PoC exploit released for Azure AD brute force bug: here’s what to do
A public proof of concept (PoC) exploit has been released for the brute force Microsoft Azure Active Directory credentials vulnerability discovered by Secureworks and first reported by Ars. The exploit allows anyone to perform both username enumeration and password brute force on vulnerable Azure servers. Although Microsoft initially called the automatic logon mechanism a “design” choice, it appears the company is now working on a solution.
PoC script published on GitHub
Yesterday a ‘password spray’ PoC exploit was posted for the Azure Active Directory brute force vulnerability on GitHub. The PowerShell script, just over 100 lines of code, is heavily based on previous job by Dr Nestori Syynimaa, Senior Security Researcher at Secureworks.

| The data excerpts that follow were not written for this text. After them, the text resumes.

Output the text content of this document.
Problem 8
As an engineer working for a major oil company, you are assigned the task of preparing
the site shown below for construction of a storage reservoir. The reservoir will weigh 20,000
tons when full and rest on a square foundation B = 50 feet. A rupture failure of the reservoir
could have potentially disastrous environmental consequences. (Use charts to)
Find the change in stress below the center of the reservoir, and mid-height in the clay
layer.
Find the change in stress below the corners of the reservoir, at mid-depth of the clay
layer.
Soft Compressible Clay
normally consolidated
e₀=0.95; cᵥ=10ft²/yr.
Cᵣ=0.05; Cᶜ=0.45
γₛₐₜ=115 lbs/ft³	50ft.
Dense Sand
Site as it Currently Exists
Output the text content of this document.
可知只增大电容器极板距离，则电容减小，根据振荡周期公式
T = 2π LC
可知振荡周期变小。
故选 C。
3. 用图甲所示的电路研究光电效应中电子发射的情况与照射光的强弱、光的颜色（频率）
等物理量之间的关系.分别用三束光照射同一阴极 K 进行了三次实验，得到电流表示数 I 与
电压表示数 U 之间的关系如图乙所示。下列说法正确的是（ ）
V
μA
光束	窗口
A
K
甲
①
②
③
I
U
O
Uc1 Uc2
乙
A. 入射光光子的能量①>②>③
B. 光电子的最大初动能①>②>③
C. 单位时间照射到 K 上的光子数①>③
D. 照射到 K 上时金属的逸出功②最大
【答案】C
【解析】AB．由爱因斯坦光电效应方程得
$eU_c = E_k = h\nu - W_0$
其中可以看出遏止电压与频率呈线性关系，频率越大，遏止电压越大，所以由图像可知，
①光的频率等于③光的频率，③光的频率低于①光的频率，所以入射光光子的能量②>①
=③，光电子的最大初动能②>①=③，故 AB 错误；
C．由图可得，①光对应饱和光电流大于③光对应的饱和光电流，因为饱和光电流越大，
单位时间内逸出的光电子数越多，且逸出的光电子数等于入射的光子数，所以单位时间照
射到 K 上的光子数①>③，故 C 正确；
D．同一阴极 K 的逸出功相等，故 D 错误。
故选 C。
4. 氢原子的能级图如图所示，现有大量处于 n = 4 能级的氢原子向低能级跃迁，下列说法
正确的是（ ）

POC has just burst for the SSO spray https://t.co/Ly2AHsR8Mr
– rvrsh3ll (@ 424f424f) September 29, 2021
According to Secureworks’ Counter Threat Unit (CTU), exploiting the flaw, such as brute force confirming user passwords, is fairly easy, as PoC demonstrates. However, organizations that use conditional access policies and multi-factor authentication (MFA) can benefit from blocking access to services through username / password authentication. “So even when the threatening actor is able to get [a] user password, they may not be [able to] use it to access organizational data, ”Syynimaa told Ars in an email interview.
What can organizations do to protect themselves?
Although it was made public after Secureworks’ disclosure this week, the Azure AD brute force issue appears to have been known to some researchers before, including researcher Dirk-jan:
Interestingly enough, I reported this issue in December 2020 to @msftsecresponse, the last one I heard is that it is still in development for a fix. Quite strange that other people are getting a different verdict on the same issue. https://t.co/2EtfEIM5BE
– Dirk-jan (@_dirkjan) September 28, 2021
Microsoft told Ars that the technique demonstrated by Secureworks does not constitute a security vulnerability and that measures are already in place to protect Azure users:
“We have reviewed these claims and determined that the technique described does not involve a security breach and that safeguards are in place to ensure that customers remain secure,” a Microsoft spokesperson told Ars. After reviewing the initial drafting of Secureworks, Microsoft concluded that the protections against brute force attacks already apply to the described endpoints, thereby protecting users from such attacks.
In addition, according to Microsoft, tokens issued by the WS-Trust
usernamemixed the endpoint does not provide data access and must be presented to Azure AD to get the actual tokens. “All these requests for access tokens are then protected by Conditional access, Azure AD multi-factor authentication, Azure AD Identity Protection and surfaced in connection logs,Microsoft concluded in its statement to Ars.
But, Secureworks also shared additional information it received from Microsoft after it released its analysis this week, indicating that Microsoft is working on a solution.
“First, the login event will be populated in the Azure AD login logs. Second, organizations will have the option to enable or disable the endpoint in question. These should be available to organizations within the next two weeks, ”Syynimaa told Ars.
Security solutions architect Nathan McNulty Already reported seeing successful connection events appearing in connection logs:
Amazing work from the Azure Identity team!
They have already added the success audit logging for the WS-Trust MEX endpoint to the non-interactive connection logs (no failures yet)
Get-AzureADAuditSignInLogs doesn’t seem to show up in the Graph API (good news for SIEMs) 🙂 https://t.co/A130Uh7OeY
– Nathan McNulty (@NathanMcNulty) September 29, 2021
Azure AD also comes with a “Smart lock“feature designed to automatically lock targeted accounts for a certain period of time if too many login attempts are detected.
“When locked, the error message is always ‘locked’ no matter [of the password being correct or not]. As such, the feature appears to effectively block hard forcing, ”Syynimaa added to Ars. “However, password spray, where multiple accounts are targeted with a few passwords, likely won’t be blocked by Smart Lockout. “
Syynimaa’s advice to organizations looking for a workaround against this attack is to adjust the number of failed authentications before Smart Lockout starts and locks accounts. “Setting the value to a low value (like 3) also helps prevent password pulverization, but can also lock out accounts too easily during normal daily use. »Setting the lockout time is yet another option.